Dylan Yolles | Sep 8, 2002 10:33 PM

File this in "you really should have better things to do department."

So this weekend I thought I'd try an experiment. I took the nutritional analysis for Oreos and the ingreident list for Oreos; then I got the nutritional analysis for each ingredient. Then I figured out how the ingredients could be combined in such a way so as to reproduce the actual nutritional analysis of an Oreo. Thus I had a sort of "recipe" for an Oreo which I made. (One caveat: I actually used Canadian Oreos in my experiment, not US ones - I like the Canadian ones better. The recipes are different.)

The recipe I came up with tastes pretty good; it does resemble an Oreo but it doesn't taste exactly the same. (I'll post it, if there is interest.) But even more than the taste, my recipe produces a much lighter colored cookie than an Oreo.
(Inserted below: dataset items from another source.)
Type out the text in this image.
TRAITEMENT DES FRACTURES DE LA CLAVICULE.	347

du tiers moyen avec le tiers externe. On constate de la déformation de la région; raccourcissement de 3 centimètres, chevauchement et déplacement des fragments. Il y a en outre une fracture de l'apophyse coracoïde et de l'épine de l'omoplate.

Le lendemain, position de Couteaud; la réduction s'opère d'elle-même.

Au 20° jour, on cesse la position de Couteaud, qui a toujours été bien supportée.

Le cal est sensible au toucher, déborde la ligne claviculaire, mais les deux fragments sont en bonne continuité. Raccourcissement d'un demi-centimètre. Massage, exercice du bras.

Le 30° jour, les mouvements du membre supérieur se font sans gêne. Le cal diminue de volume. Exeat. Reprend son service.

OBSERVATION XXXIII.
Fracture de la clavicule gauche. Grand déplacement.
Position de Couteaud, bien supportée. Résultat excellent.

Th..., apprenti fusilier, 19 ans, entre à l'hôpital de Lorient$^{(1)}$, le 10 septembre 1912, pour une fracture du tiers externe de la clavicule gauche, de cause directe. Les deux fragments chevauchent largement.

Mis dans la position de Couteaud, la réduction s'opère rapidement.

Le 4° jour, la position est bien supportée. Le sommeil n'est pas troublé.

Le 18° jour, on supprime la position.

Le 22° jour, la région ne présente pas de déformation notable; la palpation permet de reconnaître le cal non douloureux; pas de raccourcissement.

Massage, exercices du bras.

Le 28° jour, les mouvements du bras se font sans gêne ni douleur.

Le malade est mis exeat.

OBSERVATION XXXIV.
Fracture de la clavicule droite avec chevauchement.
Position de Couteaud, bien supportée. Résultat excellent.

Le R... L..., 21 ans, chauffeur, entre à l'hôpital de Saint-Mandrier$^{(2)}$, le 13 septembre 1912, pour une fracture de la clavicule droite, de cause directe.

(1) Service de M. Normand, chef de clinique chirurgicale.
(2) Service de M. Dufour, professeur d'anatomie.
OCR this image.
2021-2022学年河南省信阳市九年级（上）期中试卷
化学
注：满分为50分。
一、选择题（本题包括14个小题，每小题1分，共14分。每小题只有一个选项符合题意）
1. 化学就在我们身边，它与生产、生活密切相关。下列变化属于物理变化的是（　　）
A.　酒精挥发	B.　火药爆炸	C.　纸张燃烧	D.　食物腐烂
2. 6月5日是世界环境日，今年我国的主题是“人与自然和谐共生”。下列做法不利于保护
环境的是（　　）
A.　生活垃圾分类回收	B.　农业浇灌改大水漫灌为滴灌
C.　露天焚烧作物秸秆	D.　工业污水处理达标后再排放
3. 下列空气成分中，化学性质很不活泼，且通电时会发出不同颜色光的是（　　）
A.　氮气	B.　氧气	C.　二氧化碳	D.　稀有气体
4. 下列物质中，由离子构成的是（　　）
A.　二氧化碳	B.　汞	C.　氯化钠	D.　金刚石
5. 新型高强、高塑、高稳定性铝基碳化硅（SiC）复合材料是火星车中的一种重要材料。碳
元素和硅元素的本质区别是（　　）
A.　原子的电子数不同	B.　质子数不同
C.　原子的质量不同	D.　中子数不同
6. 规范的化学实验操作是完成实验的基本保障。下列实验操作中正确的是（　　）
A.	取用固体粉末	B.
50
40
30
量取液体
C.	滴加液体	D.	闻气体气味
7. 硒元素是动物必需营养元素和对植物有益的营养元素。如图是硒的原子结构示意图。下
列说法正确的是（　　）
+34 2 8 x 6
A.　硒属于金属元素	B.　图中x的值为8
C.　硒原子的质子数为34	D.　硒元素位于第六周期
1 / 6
In fact, Oreos are among the darkest chocolate wafers I've ever seen. They are practically black - which is quite surprising given the the majority of the cookie is flour and sugar.

One would think that Nabisco adds some type of color to an Oreo to make it so black. WRONG! There is no color on the ingredient list. It must come from the cocoa and chocolate (the Canadian version actually only contains cocoa, no chocolate). But as far as I can tell, no amount of cocoa will produce such a dark cookie. Could Nabisco have some special type of cocoa that they are using, perhaps an "extra dark roast"? Has anyone ever made a cookie as black as an Oreo without adding color?